I got to the mess hall just in time for lunch and I got some ice for the fish from the cooks, who were not very impressed.
Lunch:
Make-your-own submarine sandwiches
Assorted chips
Cookies
The closing ceremony consisted of thanking everyone, especially the awesome cooks. The final silent auction was closed out. The elk rack drawing happened. The dressers and processors got their now frozen packages of meat.
Who came to BOW 2015?
Overall there were at least 100 participants. There were probably 40 instructors and staff members. There were at least 5 mother-daughter pairs, and at least one pair of sisters. Most of the participants came from Fairbanks, with Anchorage sending a good number, too.There were 4 or 5 women who came from out-of-state. (There are at least 40 states that have some form of BOW. One can go to any of these. I think that even if I lived somewhere else, I would want to come to Alaska for BOW.)
The women ranged in age from early 20's to early 70's, mostly on the younger end. They were almost all white. I saw a handful who may have been Alaska Natives. My best guess is the vast majority of these women were upper middle class, college-educated.
And, actually, you don't have to be a woman to come to BOW. They always have a few men. This year they had only one - a 20-something guy who came with his mom. He was appropriately recognized for his bravery at the closing ceremony.
The ride back to Fairbanks included a number of notorious landmarks. First stop: The Knotty Shop.
Out front we find a collection of really ugly, larger-than-life, brown animals made from logs with lots of burls (the knots) in them.
One person in the car thought these were supposed to be giant replicas of souvenir animals sold inside made from moose turds. |
Paint + Gold Pans = Alaskana! |
Next on the itinerary is Santa Claus House. It is nothing more than a very dated, throwback-to-the-60's toy store and the only reason for its survival is its location at 84 St. Nicholas Drive, North Pole, Alaska. Here's what is really pathetic: there were several tour buses parked alongside.
The final stop in the 2015 Tackiness Tour was a sad little gift shop in a building that looked like a pagoda drawn by Dr. Suess. Ugly jewelry and bad art. Oh, Fairbanks.
Hooray! The airport. Not tacky. Small but stylish.
I ran into an old friend and an acquaintance at the gate. It's true that Alaska is just a big small town.
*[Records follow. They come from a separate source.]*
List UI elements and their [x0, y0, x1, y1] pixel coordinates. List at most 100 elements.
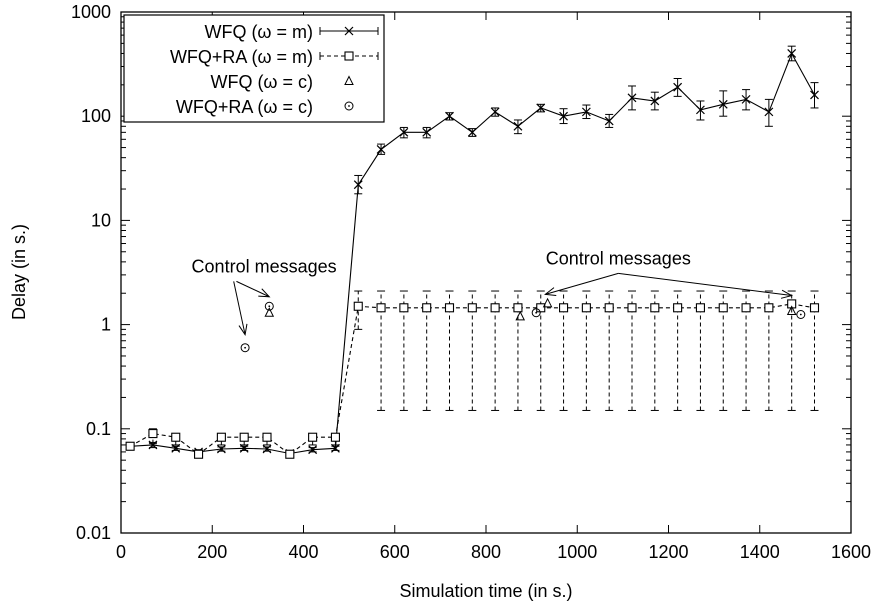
point-wfqra-m	[262, 432, 272, 442]
legend-label-wfq-c: WFQ (ω = c)	[210, 72, 313, 92]
errorbar-wfq-m	[764, 98, 773, 127]
y-axis-title: Delay (in s.)	[9, 224, 29, 320]
y-tick-label: 0.01	[76, 523, 111, 543]
point-wfqra-m	[559, 303, 569, 313]
legend-marker-wfq-m	[344, 26, 354, 36]
point-wfq-m	[559, 111, 568, 121]
x-tick-label: 0	[116, 542, 126, 562]
y-tick-label: 1	[101, 315, 111, 335]
point-wfq-m	[353, 180, 363, 190]
point-wfq-m	[399, 127, 409, 137]
point-wfqra-m	[148, 429, 158, 439]
x-tick-label: 800	[471, 542, 501, 562]
point-wfqra-m	[308, 432, 318, 442]
point-wfqra-m	[376, 303, 386, 313]
point-wfq-m	[604, 116, 614, 126]
legend: WFQ (ω = m) WFQ+RA (ω = m) WFQ (ω = c) W…	[123, 14, 385, 123]
legend-marker-wfqra-c	[344, 101, 354, 111]
point-wfq-m	[262, 444, 272, 454]
point-wfq-m	[627, 93, 637, 103]
point-wfqra-c	[240, 343, 250, 353]
point-wfqra-m	[171, 432, 181, 442]
series-wfq-m	[125, 45, 819, 458]
x-tick-label: 1000	[557, 542, 597, 562]
point-wfq-m	[239, 443, 249, 453]
x-tick-label: 1400	[740, 542, 780, 562]
annotation-arrow	[233, 281, 248, 337]
point-wfqra-m	[650, 303, 660, 313]
point-wfq-m	[581, 107, 591, 117]
errorbar-wfqra-m	[354, 290, 363, 330]
point-wfqra-m	[787, 299, 797, 309]
legend-box	[123, 14, 385, 123]
point-wfq-m	[445, 111, 454, 121]
legend-label-wfqra-c: WFQ+RA (ω = c)	[176, 97, 313, 117]
x-tick-label: 600	[380, 542, 410, 562]
x-tick-label: 400	[288, 542, 318, 562]
point-wfq-m	[787, 49, 797, 58]
y-tick-label: 0.1	[86, 419, 111, 439]
point-wfq-c	[786, 305, 797, 316]
point-wfq-m	[513, 121, 523, 131]
annotation-label: Control messages	[546, 248, 691, 268]
annotation-arrow	[544, 272, 619, 296]
point-wfq-m	[536, 103, 546, 113]
point-wfqra-m	[422, 303, 432, 313]
legend-marker-wfq-c	[344, 75, 354, 85]
point-wfqra-m	[239, 432, 249, 442]
point-wfqra-m	[718, 303, 728, 313]
y-tick-label: 100	[81, 106, 111, 126]
point-wfq-m	[171, 443, 181, 453]
point-wfq-m	[741, 94, 751, 104]
point-wfq-c	[515, 310, 526, 321]
annotation-layer: Control messages Control messages	[192, 248, 794, 337]
point-wfqra-m	[444, 303, 455, 313]
point-wfqra-m	[695, 303, 705, 313]
legend-key-wfqra-m	[319, 51, 379, 61]
point-wfq-m	[490, 107, 500, 117]
point-wfq-m	[331, 443, 340, 453]
axis-ticks: 0 200 400 600 800 1000 1200 1400 1600 0.01 0.1 1 10 1…	[71, 2, 871, 562]
errorbar-wfqra-m	[787, 290, 796, 411]
point-wfq-m	[650, 96, 660, 106]
point-wfqra-m	[399, 303, 409, 313]
point-wfqra-m	[764, 303, 774, 313]
point-wfqra-c	[264, 301, 274, 311]
point-wfq-m	[467, 127, 477, 137]
point-wfq-m	[696, 105, 705, 115]
point-wfq-m	[308, 445, 318, 455]
point-wfqra-m	[285, 449, 295, 459]
point-wfq-m	[216, 444, 226, 454]
y-tick-label: 10	[91, 210, 111, 230]
point-wfq-m	[422, 127, 432, 137]
point-wfq-m	[673, 82, 683, 92]
point-wfqra-m	[673, 303, 683, 313]
x-tick-label: 1600	[831, 542, 871, 562]
point-wfq-m	[810, 90, 819, 100]
point-wfqra-c	[796, 310, 806, 320]
point-wfqra-m	[467, 303, 477, 313]
x-tick-label: 1200	[648, 542, 688, 562]
point-wfqra-m	[194, 449, 204, 459]
annotation-label: Control messages	[192, 256, 337, 276]
point-wfq-c	[542, 297, 553, 308]
point-wfq-m	[148, 440, 158, 450]
point-wfqra-m	[741, 303, 751, 313]
x-axis-title: Simulation time (in s.)	[399, 581, 572, 601]
legend-label-wfq-m: WFQ (ω = m)	[204, 22, 313, 42]
point-wfqra-m	[627, 303, 637, 313]
legend-label-wfqra-m: WFQ+RA (ω = m)	[170, 47, 313, 67]
point-wfqra-m	[353, 301, 363, 311]
x-tick-label: 200	[197, 542, 227, 562]
point-wfq-m	[376, 144, 386, 154]
legend-marker-wfqra-m	[344, 51, 354, 61]
legend-keys	[319, 26, 379, 111]
point-wfq-c	[264, 307, 275, 317]
point-wfqra-m	[330, 432, 340, 442]
series-wfq-c	[264, 297, 797, 321]
point-wfqra-m	[513, 303, 523, 313]
point-wfqra-m	[581, 303, 591, 313]
point-wfqra-m	[604, 303, 614, 313]
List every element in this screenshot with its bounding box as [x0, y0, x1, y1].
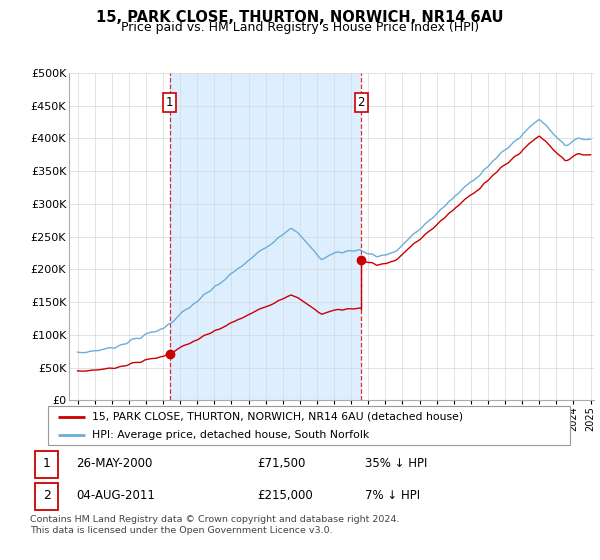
- Text: 1: 1: [166, 96, 173, 109]
- Text: 26-MAY-2000: 26-MAY-2000: [76, 458, 152, 470]
- Text: 2: 2: [43, 489, 50, 502]
- Bar: [35, 451, 58, 478]
- Text: 04-AUG-2011: 04-AUG-2011: [76, 489, 155, 502]
- Text: 2: 2: [358, 96, 365, 109]
- Bar: [170, 73, 361, 400]
- Text: Price paid vs. HM Land Registry's House Price Index (HPI): Price paid vs. HM Land Registry's House …: [121, 21, 479, 34]
- Text: Contains HM Land Registry data © Crown copyright and database right 2024.
This d: Contains HM Land Registry data © Crown c…: [30, 515, 400, 535]
- Text: HPI: Average price, detached house, South Norfolk: HPI: Average price, detached house, Sout…: [92, 430, 370, 440]
- Text: 7% ↓ HPI: 7% ↓ HPI: [365, 489, 420, 502]
- Text: 15, PARK CLOSE, THURTON, NORWICH, NR14 6AU (detached house): 15, PARK CLOSE, THURTON, NORWICH, NR14 6…: [92, 412, 463, 422]
- Text: £215,000: £215,000: [257, 489, 313, 502]
- Text: 35% ↓ HPI: 35% ↓ HPI: [365, 458, 427, 470]
- Text: £71,500: £71,500: [257, 458, 305, 470]
- Text: 15, PARK CLOSE, THURTON, NORWICH, NR14 6AU: 15, PARK CLOSE, THURTON, NORWICH, NR14 6…: [96, 10, 504, 25]
- Text: 1: 1: [43, 458, 50, 470]
- Bar: [35, 483, 58, 510]
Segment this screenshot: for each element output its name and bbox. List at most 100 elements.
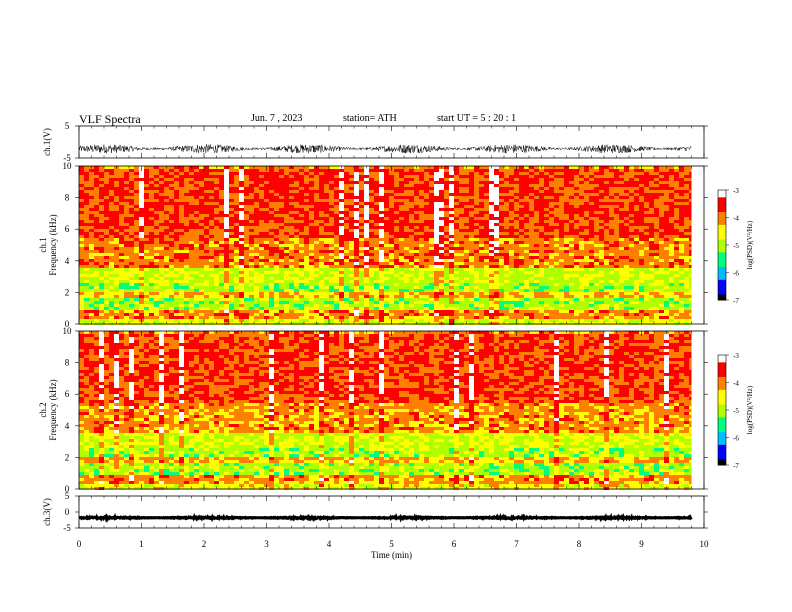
spectrogram-cell bbox=[114, 238, 119, 241]
spectrogram-cell bbox=[189, 313, 194, 316]
spectrogram-cell bbox=[319, 166, 324, 169]
spectrogram-cell bbox=[374, 169, 379, 172]
spectrogram-cell bbox=[284, 220, 289, 223]
spectrogram-cell bbox=[484, 265, 489, 268]
spectrogram-cell bbox=[144, 298, 149, 301]
spectrogram-cell bbox=[379, 214, 384, 217]
spectrogram-cell bbox=[119, 214, 124, 217]
spectrogram-cell bbox=[439, 304, 444, 307]
spectrogram-cell bbox=[429, 235, 434, 238]
spectrogram-cell bbox=[439, 253, 444, 256]
spectrogram-cell bbox=[284, 166, 289, 169]
spectrogram-cell bbox=[514, 316, 519, 319]
spectrogram-cell bbox=[484, 214, 489, 217]
spectrogram-cell bbox=[429, 217, 434, 220]
spectrogram-cell bbox=[479, 274, 484, 277]
spectrogram-cell bbox=[194, 307, 199, 310]
spectrogram-cell bbox=[484, 166, 489, 169]
spectrogram-cell bbox=[114, 271, 119, 274]
spectrogram-cell bbox=[104, 295, 109, 298]
spectrogram-cell bbox=[79, 289, 84, 292]
spectrogram-cell bbox=[474, 178, 479, 181]
spectrogram-cell bbox=[109, 202, 114, 205]
spectrogram-cell bbox=[194, 322, 199, 325]
spectrogram-cell bbox=[294, 301, 299, 304]
spectrogram-cell bbox=[529, 298, 534, 301]
spectrogram-cell bbox=[469, 184, 474, 187]
spectrogram-cell bbox=[294, 205, 299, 208]
spectrogram-cell bbox=[389, 304, 394, 307]
spectrogram-cell bbox=[369, 271, 374, 274]
spectrogram-cell bbox=[484, 313, 489, 316]
spectrogram-cell bbox=[274, 244, 279, 247]
spectrogram-cell bbox=[269, 187, 274, 190]
spectrogram-cell bbox=[149, 217, 154, 220]
spectrogram-cell bbox=[254, 178, 259, 181]
spectrogram-cell bbox=[344, 310, 349, 313]
spectrogram-cell bbox=[524, 268, 529, 271]
spectrogram-cell bbox=[179, 280, 184, 283]
spectrogram-cell bbox=[419, 190, 424, 193]
spectrogram-cell bbox=[299, 253, 304, 256]
spectrogram-cell bbox=[89, 319, 94, 322]
spectrogram-cell bbox=[189, 232, 194, 235]
spectrogram-cell bbox=[449, 307, 454, 310]
spectrogram-cell bbox=[244, 268, 249, 271]
spectrogram-cell bbox=[304, 280, 309, 283]
spectrogram-cell bbox=[349, 286, 354, 289]
spectrogram-cell bbox=[439, 184, 444, 187]
spectrogram-cell bbox=[89, 190, 94, 193]
spectrogram-cell bbox=[454, 220, 459, 223]
spectrogram-cell bbox=[494, 241, 499, 244]
spectrogram-cell bbox=[219, 304, 224, 307]
spectrogram-cell bbox=[489, 286, 494, 289]
spectrogram-cell bbox=[349, 232, 354, 235]
spectrogram-cell bbox=[494, 196, 499, 199]
spectrogram-cell bbox=[129, 196, 134, 199]
spectrogram-cell bbox=[474, 247, 479, 250]
spectrogram-cell bbox=[304, 169, 309, 172]
spectrogram-cell bbox=[474, 244, 479, 247]
spectrogram-cell bbox=[404, 286, 409, 289]
spectrogram-cell bbox=[494, 193, 499, 196]
spectrogram-cell bbox=[94, 169, 99, 172]
spectrogram-cell bbox=[494, 262, 499, 265]
spectrogram-cell bbox=[294, 223, 299, 226]
spectrogram-cell bbox=[84, 235, 89, 238]
spectrogram-cell bbox=[219, 235, 224, 238]
spectrogram-cell bbox=[439, 214, 444, 217]
spectrogram-cell bbox=[359, 241, 364, 244]
spectrogram-cell bbox=[84, 208, 89, 211]
spectrogram-cell bbox=[444, 259, 449, 262]
spectrogram-cell bbox=[279, 187, 284, 190]
spectrogram-cell bbox=[374, 217, 379, 220]
spectrogram-cell bbox=[409, 319, 414, 322]
spectrogram-cell bbox=[334, 268, 339, 271]
spectrogram-cell bbox=[469, 217, 474, 220]
spectrogram-cell bbox=[169, 286, 174, 289]
spectrogram-cell bbox=[314, 310, 319, 313]
spectrogram-cell bbox=[504, 196, 509, 199]
spectrogram-cell bbox=[339, 208, 344, 211]
spectrogram-cell bbox=[99, 307, 104, 310]
spectrogram-cell bbox=[449, 214, 454, 217]
spectrogram-cell bbox=[144, 250, 149, 253]
spectrogram-cell bbox=[274, 292, 279, 295]
spectrogram-cell bbox=[464, 190, 469, 193]
spectrogram-cell bbox=[214, 235, 219, 238]
spectrogram-cell bbox=[474, 316, 479, 319]
spectrogram-cell bbox=[519, 202, 524, 205]
spectrogram-cell bbox=[109, 172, 114, 175]
spectrogram-cell bbox=[199, 304, 204, 307]
spectrogram-cell bbox=[234, 187, 239, 190]
spectrogram-cell bbox=[319, 307, 324, 310]
spectrogram-cell bbox=[459, 229, 464, 232]
spectrogram-cell bbox=[479, 178, 484, 181]
spectrogram-cell bbox=[209, 235, 214, 238]
spectrogram-cell bbox=[239, 286, 244, 289]
spectrogram-cell bbox=[409, 169, 414, 172]
spectrogram-cell bbox=[534, 262, 539, 265]
spectrogram-cell bbox=[279, 295, 284, 298]
spectrogram-cell bbox=[469, 202, 474, 205]
spectrogram-cell bbox=[94, 319, 99, 322]
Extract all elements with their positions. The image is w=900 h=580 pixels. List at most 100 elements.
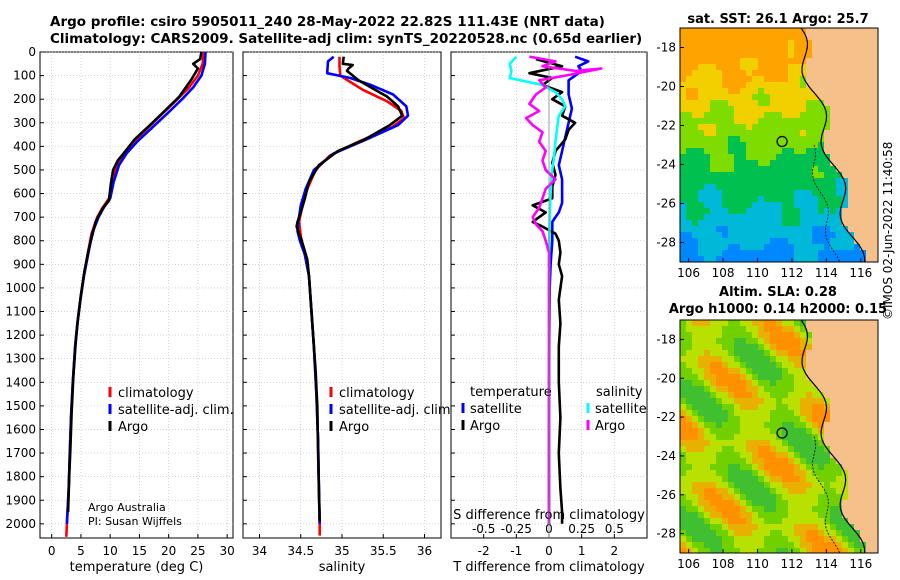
sst_map-cell — [806, 196, 812, 202]
sla_map-cell — [704, 494, 710, 500]
sla_map-cell — [854, 368, 860, 374]
sst_map-cell — [692, 34, 698, 40]
sla_map-cell — [746, 482, 752, 488]
sla_map-cell — [716, 374, 722, 380]
sst_map-cell — [788, 70, 794, 76]
sla_map-cell — [800, 488, 806, 494]
sla_map-cell — [716, 530, 722, 536]
sst_map-cell — [746, 64, 752, 70]
sla_map-cell — [680, 428, 686, 434]
sst_map-cell — [866, 214, 872, 220]
sst_map-cell — [704, 100, 710, 106]
sla_map-cell — [830, 398, 836, 404]
sst_map-cell — [836, 70, 842, 76]
sla_map-cell — [710, 404, 716, 410]
sla_map-cell — [704, 338, 710, 344]
sst_map-cell — [794, 94, 800, 100]
sla_map-cell — [782, 548, 788, 553]
sst_map-cell — [848, 94, 854, 100]
sla_map-cell — [704, 488, 710, 494]
sst_map-cell — [818, 46, 824, 52]
sla_map-cell — [710, 488, 716, 494]
sst_map-cell — [770, 220, 776, 226]
sla_map-cell — [692, 446, 698, 452]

It turned out to be quite serendipitous, as it led to an interesting opportunity, which I will be writing about in another blog,
The Wilted Quilter.
Home in time for a few more hours of my birthday!
At home, we had salmon and trout for dinner! |
The End
of a fantastic experience
Wonderful, just WONDEFUL! And...the "largest, tackiest collection of Alaskana I have ever seen"!! I assume this is REALLY SAYING something, given the importance of tourism to the state!!